January 19, 2020

Bursting the PC Bubble: Hurricanes

posted on: Thursday September 28, 2017

A Review of the Recent Hurricane Destruction

by Darren Squillace ’19

News Staff

Hands reaching out to hold up a globe.

Photo courtesy of Rancho Murieta Community Church.

This hurricane season has been a consistent onslaught of one hurricane after another wreaking havoc in places across the Atlantic. The vivid images of the destruction and hardship these hurricanes have caused have sparked many different reactions, from enhanced discussions of global warming to unprecedented relief efforts.

Hurricane Harvey was the first major hurricane of the 2017 season to affect the United States. Harvey hit the Texas coast as a Category 4 storm on Aug. 26 after gaining strength in the Gulf of Mexico. It is believed that at least 80 people died due to Harvey’s impact, most of which was felt in the Houston area. As bleak as this news may sound on its face, many Texas officials and residents say they were prepared for much worse. Their precautionary measures are said to have made a positive impact and saved countless lives. Yet while human lives were certainly saved, the same cannot be said for much of the city of Houston, as it is clear it is going to take time before Houston fully recovers from the impact of Harvey’s wrath. Greg Abbott, the governor of Texas, estimates that the hurricane will have been responsible for around $180 billion of damage to the state. One of the most notable relief efforts was conducted by Houston Texans star defensive player J.J. Watt, who raised over $37 million in order to deliver much needed supplies to people across the city. This effort and many others like it have proven to be the most effective remedy in a time of so much tragedy.
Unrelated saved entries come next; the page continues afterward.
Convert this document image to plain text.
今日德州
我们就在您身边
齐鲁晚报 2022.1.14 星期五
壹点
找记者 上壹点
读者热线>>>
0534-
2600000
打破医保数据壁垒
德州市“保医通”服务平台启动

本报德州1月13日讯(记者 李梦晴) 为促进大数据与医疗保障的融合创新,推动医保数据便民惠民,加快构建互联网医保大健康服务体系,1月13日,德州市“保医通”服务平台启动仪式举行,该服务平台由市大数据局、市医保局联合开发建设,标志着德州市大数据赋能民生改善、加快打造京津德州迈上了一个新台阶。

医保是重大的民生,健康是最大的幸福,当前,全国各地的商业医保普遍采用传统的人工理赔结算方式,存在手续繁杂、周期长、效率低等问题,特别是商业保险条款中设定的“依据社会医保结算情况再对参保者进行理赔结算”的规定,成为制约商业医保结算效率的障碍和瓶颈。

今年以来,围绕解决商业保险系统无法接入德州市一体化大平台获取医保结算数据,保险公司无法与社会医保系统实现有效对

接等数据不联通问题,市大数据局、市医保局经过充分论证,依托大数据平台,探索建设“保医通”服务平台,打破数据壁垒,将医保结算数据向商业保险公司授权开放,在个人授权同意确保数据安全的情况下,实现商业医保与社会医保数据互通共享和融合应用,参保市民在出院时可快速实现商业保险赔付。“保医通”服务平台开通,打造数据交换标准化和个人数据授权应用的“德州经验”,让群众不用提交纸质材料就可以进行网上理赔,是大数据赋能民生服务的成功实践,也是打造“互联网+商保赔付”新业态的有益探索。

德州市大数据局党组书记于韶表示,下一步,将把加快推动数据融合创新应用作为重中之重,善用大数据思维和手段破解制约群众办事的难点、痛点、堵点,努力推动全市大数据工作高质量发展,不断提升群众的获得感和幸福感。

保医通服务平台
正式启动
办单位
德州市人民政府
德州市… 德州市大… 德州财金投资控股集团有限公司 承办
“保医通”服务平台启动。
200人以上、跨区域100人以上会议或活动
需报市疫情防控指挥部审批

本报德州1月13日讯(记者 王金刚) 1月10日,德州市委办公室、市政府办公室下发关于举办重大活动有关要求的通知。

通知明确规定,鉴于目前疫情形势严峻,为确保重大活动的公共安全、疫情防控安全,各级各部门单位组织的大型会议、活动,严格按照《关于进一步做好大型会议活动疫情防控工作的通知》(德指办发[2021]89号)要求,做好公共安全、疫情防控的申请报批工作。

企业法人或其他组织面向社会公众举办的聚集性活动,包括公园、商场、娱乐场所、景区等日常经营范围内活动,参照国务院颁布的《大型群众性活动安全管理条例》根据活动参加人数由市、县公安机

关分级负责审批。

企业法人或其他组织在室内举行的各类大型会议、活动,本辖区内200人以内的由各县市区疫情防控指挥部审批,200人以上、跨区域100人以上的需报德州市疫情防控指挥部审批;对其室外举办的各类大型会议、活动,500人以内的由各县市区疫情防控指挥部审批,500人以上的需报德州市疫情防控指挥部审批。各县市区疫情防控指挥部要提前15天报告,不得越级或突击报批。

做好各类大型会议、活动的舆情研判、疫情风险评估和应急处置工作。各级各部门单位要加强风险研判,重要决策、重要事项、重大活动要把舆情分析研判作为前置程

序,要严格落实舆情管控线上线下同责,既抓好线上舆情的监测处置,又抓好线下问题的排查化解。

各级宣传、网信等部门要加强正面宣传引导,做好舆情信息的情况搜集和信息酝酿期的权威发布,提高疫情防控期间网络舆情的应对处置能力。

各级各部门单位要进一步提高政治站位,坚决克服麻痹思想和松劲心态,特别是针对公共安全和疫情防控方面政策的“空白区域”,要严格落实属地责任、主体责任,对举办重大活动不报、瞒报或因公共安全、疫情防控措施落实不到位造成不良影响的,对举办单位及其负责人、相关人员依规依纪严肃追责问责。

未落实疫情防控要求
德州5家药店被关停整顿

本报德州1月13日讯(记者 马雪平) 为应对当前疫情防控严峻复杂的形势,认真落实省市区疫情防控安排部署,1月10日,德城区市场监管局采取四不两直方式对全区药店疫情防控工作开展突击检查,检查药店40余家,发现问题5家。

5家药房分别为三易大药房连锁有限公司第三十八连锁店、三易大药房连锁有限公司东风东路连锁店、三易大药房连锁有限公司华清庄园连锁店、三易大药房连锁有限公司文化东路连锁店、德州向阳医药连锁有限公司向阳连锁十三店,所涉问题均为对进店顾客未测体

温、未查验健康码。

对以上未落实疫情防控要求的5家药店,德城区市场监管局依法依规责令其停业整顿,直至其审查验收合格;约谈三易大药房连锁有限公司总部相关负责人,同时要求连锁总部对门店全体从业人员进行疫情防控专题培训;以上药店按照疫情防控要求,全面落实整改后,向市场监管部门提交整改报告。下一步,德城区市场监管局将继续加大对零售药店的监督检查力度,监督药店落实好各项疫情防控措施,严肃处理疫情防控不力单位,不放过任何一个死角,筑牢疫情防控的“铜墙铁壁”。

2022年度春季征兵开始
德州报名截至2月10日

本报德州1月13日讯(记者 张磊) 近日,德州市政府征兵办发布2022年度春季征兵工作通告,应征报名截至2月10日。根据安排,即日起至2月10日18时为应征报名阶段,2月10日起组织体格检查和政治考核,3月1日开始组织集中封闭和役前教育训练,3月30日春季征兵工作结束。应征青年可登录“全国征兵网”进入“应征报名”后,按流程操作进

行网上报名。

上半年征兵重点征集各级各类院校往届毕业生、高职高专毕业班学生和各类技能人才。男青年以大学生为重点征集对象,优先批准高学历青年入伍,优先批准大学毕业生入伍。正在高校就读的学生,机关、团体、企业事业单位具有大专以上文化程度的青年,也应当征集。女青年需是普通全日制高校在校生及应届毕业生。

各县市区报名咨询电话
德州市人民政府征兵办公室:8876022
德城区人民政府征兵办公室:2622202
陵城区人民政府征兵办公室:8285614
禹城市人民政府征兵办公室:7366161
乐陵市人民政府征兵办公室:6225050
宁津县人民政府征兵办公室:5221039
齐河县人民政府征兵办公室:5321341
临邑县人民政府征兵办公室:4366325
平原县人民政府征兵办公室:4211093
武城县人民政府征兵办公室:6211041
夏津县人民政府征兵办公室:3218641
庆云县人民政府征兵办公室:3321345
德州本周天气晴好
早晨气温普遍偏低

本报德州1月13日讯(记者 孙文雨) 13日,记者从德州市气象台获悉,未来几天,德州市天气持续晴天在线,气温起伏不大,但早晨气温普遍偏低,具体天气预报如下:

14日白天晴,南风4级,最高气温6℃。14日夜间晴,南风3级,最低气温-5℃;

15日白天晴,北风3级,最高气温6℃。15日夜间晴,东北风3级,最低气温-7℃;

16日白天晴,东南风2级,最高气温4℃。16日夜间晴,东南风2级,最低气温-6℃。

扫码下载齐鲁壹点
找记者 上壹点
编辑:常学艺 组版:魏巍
Just days after Hurricane Harvey had made its mark on the people of Texas, Irma began its destruction across the state of Florida. It was the strongest hurricane on record in the Atlantic Ocean, with winds that sustained 180 mph for over 36 hours. After razing multiple island nations in the Caribbean, the hurricane reached the Florida coast on Sept. 10 as a Category 4 storm. Over six million people were forced to evacuate their homes to prevent as many deaths and injuries as possible. After Irma had left Florida, approximately 75 Floridian lives had been lost.

While considerably less powerful than Harvey and Irma, Hurricane Jose was until just recently seen as a potential knockout blow to many of the Caribbean islands that had been ravaged by Irma in the days prior. However, these fears were not substantiated, as Jose was downgraded to a tropical storm.

Yet another hurricane formed which has devastated parts of the Caribbean. Hurricane Maria has already claimed the lives of at least 10 people in Puerto Rico. Nearly all residents of the U.S. territory are without power after experiencing well over two feet of rainfall. Maria has also caused significant damage in places such as the Dominican Republic and other islands across the Caribbean. If Maria continues along its projected path, it will hit the east coast of the U.S. later this week, with states such as North Carolina taking the brunt of its force.

As Maria is the third hurricane to threaten the United States in just one month, many people are wondering if this intensity of this hurricane season is simply coincidental or a sign of something bigger. Not only has the U.S. never been hit by three consecutive hurricanes of this magnitude in modern history, but this is also the third warmest year for ocean waters on record. The president and many other prominent politicians have been ambiguous about relating these events to climate change by making statements about storms in the past that have been larger than the current hurricanes. Yet many others have taken these extreme weather patterns as an indicator of climate change and the potential damage it could cause.